My Lords, with respect the final paragraph says: Nevertheless, the Government will in future consider each case on its merits"— and then it goes on to say— with the desire that, where circumstances show that the land can properly be offered to a former owner or his successor who can establish his claim, this will be done at a price to be assessed by the district valuer as being the current market price. They were talking here first of agricultural land and saying that in any event each case should be considered on its merits. This case was considered on its merits. It was thought that the land should not go back to agricultural use. There were, as I have said, six owners concerned in an area of 106 acres and in the circumstances it was felt that to leave it open to general tender was the most satisfactory way of dealing with the case.

LORD CONESFORD

My Lords, is the Minister aware that of course I read the whole Statement of July, 1954, before I put down my Question. I hope he will accept it from me that I, and I think, any other lawyer reading that whole Statement, would regard this as a complete breach of what was then promised.

LORD SHACKLETON

My Lords, would the noble Lord be kind enough to ask a question? This is rapidly turning into a debate.

LORD CONESFORD

My Lords, I was going on to ask this question. Does the noble Lord realise that he is begging the question when he says that this new principle can be adopted without making a leap in the dark? He said that this is not to remain agricultural land. How does he know that from the simple fact that somebody has applied to know whether another use would be permitted? Is not the owner deprived of having the land offered back to him with nobody knowing whether another use will eventuate or not?

LORD BESWICK

My Lords, the reason I say that this land was not to be returned to agricultural use, if for no other reason, is the price which persons were prepared to pay for it. It was not an agricultural price. Indeed, I am given to understand that when the land first changed hands it was known that sand was there, and that fact was borne in mind when the compensation was paid to the original owner.

LORD OAKSHOTT

My Lords, will the noble Lord recognise, regarding what he said in an earlier answer, that in fact the 36-odd acres of land which belonged to the Henly family were consolidated for auction purposes with another 70 acres, making 106 acres, and that the final price was well beyond the means of the Henly family?
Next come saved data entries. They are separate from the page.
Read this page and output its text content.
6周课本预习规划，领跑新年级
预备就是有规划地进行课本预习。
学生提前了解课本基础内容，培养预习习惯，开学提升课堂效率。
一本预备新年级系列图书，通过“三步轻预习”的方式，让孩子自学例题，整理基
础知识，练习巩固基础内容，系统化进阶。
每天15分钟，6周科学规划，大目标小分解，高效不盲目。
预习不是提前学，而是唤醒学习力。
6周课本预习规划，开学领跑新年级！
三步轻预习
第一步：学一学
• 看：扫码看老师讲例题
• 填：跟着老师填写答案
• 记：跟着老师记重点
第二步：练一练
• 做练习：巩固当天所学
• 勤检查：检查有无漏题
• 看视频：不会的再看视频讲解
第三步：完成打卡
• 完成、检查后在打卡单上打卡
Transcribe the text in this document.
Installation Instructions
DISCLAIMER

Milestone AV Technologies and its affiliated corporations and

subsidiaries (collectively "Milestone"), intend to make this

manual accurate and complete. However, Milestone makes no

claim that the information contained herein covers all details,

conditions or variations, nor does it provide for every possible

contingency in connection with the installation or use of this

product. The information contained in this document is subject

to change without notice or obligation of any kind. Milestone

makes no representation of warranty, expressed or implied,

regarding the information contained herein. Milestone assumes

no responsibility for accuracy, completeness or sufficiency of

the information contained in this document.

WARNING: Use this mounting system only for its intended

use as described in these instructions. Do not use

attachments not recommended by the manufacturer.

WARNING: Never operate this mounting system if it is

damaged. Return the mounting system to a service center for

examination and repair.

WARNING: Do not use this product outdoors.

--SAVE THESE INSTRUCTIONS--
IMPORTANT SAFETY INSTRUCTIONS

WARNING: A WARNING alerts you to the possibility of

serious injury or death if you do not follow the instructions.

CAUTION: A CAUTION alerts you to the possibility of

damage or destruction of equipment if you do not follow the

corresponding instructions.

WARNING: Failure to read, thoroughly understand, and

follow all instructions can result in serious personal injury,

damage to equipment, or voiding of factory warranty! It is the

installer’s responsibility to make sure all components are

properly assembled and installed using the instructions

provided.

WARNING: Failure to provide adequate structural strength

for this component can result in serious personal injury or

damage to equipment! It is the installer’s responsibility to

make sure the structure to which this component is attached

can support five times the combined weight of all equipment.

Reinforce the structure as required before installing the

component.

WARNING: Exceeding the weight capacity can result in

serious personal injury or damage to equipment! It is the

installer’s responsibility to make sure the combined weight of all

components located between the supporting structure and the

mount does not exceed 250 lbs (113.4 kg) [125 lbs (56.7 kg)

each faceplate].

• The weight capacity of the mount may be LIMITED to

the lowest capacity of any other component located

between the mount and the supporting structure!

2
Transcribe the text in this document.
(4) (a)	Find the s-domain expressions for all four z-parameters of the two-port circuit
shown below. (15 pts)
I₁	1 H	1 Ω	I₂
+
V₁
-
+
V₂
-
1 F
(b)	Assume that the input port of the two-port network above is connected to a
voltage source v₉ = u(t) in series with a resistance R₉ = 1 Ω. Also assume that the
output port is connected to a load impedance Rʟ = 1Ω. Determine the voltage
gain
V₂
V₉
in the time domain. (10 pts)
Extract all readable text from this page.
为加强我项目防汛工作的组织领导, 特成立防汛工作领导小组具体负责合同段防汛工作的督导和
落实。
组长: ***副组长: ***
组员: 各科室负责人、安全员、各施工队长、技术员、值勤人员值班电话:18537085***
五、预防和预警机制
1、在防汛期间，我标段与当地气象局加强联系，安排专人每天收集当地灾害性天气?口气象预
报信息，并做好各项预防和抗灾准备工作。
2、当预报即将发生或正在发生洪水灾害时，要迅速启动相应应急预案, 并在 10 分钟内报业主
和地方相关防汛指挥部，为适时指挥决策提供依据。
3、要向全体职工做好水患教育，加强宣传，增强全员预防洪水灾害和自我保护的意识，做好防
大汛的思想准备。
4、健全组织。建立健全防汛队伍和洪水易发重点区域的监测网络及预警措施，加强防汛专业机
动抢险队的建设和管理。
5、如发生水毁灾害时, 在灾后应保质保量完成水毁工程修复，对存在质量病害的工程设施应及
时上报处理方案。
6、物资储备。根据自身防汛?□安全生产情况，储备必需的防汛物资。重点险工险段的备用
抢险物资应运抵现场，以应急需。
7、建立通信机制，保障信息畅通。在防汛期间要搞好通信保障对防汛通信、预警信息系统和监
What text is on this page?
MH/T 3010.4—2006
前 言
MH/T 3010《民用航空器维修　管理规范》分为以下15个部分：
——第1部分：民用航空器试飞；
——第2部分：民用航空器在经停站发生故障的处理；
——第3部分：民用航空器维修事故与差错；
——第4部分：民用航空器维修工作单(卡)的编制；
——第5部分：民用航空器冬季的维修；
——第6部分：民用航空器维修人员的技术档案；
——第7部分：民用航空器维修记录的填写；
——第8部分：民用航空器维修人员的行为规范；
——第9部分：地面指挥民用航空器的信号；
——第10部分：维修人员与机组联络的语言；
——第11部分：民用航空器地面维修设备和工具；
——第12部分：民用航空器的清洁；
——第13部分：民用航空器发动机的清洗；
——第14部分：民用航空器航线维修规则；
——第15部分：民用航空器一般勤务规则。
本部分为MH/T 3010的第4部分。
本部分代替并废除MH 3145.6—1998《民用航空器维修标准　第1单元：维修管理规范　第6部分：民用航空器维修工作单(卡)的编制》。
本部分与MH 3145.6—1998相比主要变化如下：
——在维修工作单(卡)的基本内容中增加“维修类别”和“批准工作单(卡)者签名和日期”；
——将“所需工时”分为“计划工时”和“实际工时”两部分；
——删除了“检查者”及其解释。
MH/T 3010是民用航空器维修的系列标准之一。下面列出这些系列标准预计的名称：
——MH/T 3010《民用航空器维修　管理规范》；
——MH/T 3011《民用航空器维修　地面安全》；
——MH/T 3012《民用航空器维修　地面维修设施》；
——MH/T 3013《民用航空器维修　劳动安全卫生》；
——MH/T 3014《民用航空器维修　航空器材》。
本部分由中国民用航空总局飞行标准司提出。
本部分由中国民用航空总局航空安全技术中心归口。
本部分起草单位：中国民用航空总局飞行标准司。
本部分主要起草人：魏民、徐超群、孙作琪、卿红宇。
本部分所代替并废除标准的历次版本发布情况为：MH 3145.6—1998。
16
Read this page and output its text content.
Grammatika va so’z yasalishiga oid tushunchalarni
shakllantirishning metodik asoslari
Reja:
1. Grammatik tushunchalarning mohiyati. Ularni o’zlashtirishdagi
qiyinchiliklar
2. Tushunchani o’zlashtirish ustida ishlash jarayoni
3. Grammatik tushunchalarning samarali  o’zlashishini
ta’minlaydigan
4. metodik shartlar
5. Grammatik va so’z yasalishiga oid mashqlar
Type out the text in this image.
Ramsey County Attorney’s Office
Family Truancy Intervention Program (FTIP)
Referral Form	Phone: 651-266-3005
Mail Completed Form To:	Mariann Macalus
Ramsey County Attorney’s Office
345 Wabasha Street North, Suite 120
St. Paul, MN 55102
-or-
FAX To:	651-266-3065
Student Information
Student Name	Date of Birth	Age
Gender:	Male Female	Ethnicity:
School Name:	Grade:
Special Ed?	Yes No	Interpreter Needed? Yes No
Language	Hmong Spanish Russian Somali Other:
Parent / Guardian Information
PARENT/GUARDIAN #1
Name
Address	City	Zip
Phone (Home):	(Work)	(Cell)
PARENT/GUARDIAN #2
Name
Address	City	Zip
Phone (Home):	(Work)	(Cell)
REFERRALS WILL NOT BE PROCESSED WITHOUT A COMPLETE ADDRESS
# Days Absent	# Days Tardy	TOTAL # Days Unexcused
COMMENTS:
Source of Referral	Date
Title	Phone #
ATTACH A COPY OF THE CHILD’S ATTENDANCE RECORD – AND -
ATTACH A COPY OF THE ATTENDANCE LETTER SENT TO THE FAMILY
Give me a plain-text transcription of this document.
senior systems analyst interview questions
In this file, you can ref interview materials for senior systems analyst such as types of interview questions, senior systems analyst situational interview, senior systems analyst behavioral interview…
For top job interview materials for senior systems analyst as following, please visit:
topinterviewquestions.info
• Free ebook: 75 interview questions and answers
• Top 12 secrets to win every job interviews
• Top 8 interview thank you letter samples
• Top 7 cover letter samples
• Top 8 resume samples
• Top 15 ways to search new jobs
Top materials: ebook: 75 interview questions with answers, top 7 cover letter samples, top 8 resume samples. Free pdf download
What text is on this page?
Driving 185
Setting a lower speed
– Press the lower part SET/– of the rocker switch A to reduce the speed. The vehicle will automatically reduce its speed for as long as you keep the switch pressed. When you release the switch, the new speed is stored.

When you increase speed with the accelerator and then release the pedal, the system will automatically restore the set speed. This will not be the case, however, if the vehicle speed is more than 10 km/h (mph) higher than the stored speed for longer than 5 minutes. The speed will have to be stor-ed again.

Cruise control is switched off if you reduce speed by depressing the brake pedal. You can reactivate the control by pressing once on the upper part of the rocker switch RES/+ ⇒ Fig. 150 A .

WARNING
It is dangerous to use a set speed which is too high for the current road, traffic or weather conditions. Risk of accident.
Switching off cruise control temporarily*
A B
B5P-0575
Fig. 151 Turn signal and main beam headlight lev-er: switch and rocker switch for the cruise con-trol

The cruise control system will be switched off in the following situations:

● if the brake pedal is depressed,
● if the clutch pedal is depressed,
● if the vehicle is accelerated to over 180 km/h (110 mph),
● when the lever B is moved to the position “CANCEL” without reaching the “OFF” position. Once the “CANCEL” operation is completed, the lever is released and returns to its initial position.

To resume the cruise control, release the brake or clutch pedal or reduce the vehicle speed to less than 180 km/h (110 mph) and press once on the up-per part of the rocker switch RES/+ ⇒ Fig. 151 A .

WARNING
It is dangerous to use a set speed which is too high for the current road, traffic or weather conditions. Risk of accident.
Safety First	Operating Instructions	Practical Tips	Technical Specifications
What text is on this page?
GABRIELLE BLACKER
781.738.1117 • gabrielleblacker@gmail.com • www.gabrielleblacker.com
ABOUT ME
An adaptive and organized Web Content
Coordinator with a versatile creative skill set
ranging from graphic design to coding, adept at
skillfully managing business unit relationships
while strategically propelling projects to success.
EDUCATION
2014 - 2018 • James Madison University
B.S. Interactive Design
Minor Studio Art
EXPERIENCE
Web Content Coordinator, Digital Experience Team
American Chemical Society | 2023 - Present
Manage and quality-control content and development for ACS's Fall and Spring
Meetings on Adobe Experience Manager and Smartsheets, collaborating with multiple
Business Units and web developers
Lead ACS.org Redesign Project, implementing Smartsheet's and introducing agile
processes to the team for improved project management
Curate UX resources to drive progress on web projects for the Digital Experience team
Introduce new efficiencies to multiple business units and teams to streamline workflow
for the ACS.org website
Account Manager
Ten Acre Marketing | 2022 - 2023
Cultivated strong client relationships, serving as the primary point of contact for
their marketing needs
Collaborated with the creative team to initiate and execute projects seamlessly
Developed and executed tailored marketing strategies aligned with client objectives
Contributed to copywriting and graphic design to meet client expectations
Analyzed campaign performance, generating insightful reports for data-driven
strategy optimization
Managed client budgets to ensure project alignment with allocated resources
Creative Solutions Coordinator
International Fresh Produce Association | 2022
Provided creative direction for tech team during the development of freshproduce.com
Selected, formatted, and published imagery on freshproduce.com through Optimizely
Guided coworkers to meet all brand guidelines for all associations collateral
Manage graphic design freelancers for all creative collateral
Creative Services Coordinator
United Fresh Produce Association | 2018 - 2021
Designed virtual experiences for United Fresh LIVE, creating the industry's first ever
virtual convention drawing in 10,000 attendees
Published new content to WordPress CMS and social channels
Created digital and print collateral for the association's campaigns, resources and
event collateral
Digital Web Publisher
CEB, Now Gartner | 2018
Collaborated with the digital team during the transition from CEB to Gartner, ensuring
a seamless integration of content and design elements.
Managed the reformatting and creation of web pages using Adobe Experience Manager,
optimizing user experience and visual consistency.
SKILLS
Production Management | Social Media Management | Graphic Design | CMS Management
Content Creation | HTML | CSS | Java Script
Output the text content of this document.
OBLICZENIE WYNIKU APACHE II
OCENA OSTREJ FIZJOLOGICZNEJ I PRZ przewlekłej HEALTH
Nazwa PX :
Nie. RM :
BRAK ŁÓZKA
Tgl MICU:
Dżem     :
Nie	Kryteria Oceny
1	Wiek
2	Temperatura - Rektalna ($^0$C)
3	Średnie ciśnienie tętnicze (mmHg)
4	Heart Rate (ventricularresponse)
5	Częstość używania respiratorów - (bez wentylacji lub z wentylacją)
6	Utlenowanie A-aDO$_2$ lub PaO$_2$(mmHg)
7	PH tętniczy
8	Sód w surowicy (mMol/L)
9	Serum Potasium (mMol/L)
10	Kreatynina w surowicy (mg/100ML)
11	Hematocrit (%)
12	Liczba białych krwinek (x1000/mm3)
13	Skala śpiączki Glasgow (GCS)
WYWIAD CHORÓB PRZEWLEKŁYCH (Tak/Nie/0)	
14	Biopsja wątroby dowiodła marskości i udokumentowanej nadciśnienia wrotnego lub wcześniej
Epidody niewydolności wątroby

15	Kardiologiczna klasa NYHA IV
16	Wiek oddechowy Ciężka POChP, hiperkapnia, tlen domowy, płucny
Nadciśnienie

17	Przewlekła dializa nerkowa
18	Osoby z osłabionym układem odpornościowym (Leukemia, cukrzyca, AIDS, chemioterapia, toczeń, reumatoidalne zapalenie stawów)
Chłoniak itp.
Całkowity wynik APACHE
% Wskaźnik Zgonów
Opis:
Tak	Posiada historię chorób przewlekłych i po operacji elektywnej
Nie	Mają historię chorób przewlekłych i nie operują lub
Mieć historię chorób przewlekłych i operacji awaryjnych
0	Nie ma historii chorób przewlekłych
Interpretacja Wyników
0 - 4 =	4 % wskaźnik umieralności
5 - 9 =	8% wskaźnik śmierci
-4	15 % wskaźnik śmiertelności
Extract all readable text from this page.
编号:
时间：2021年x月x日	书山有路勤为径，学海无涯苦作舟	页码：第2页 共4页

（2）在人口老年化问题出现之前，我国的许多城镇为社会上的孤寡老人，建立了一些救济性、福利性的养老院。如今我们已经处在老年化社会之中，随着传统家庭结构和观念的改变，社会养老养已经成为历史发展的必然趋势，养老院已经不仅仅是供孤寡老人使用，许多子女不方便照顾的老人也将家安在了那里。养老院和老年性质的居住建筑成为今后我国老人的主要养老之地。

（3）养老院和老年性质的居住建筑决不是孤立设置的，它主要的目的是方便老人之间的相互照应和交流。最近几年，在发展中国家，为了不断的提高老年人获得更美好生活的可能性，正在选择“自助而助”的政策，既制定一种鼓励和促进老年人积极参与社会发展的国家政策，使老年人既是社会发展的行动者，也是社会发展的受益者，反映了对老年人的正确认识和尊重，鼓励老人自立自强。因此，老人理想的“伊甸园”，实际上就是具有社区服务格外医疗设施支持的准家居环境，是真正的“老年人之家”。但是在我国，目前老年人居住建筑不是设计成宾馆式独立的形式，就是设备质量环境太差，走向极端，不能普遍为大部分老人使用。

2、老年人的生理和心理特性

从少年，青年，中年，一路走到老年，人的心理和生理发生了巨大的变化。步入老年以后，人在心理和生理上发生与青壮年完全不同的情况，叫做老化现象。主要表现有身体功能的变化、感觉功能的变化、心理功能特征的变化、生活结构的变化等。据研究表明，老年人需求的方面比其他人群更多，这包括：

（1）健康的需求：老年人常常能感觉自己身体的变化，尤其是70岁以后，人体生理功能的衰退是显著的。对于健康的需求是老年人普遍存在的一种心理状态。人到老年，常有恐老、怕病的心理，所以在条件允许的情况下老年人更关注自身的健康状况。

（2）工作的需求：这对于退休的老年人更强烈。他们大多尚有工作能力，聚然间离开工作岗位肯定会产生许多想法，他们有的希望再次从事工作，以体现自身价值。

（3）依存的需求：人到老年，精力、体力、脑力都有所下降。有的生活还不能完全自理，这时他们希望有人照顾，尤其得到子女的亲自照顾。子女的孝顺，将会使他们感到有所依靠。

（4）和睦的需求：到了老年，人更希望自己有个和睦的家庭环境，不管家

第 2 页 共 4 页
It was not that they were unwilling to buy.

LORD BESWICK

My Lords, I can understand that there was a difficulty, in that the land was offered in one parcel. I confess that this point had not occurred to me. At the same time, if it was intended that the land should be put to the best use in the national interest, it was perhaps thought better to treat it as one whole. However, there is nothing here that is under the counter at all. Procedures were laid down. The matter was referred to the Parliamentary Commissioner, the Ombudsman (I think it was last year), to see whether the procedures had been followed, and his report confirmed that the procedures had been followed.

LORD BEAUMONT OF WHITLEY

My Lords, would the Minister consider that in future cases where such land is offered to public tender it might be offered in the same lots of ownership as it was acquired, so that owners might be able to put in a bid for what they had previously had without having to buy extra land?

LORD BESWICK

My Lords, it is a point which might be considered, though I am inclined to think the answer would be that this is further justification for treating each case on its merits.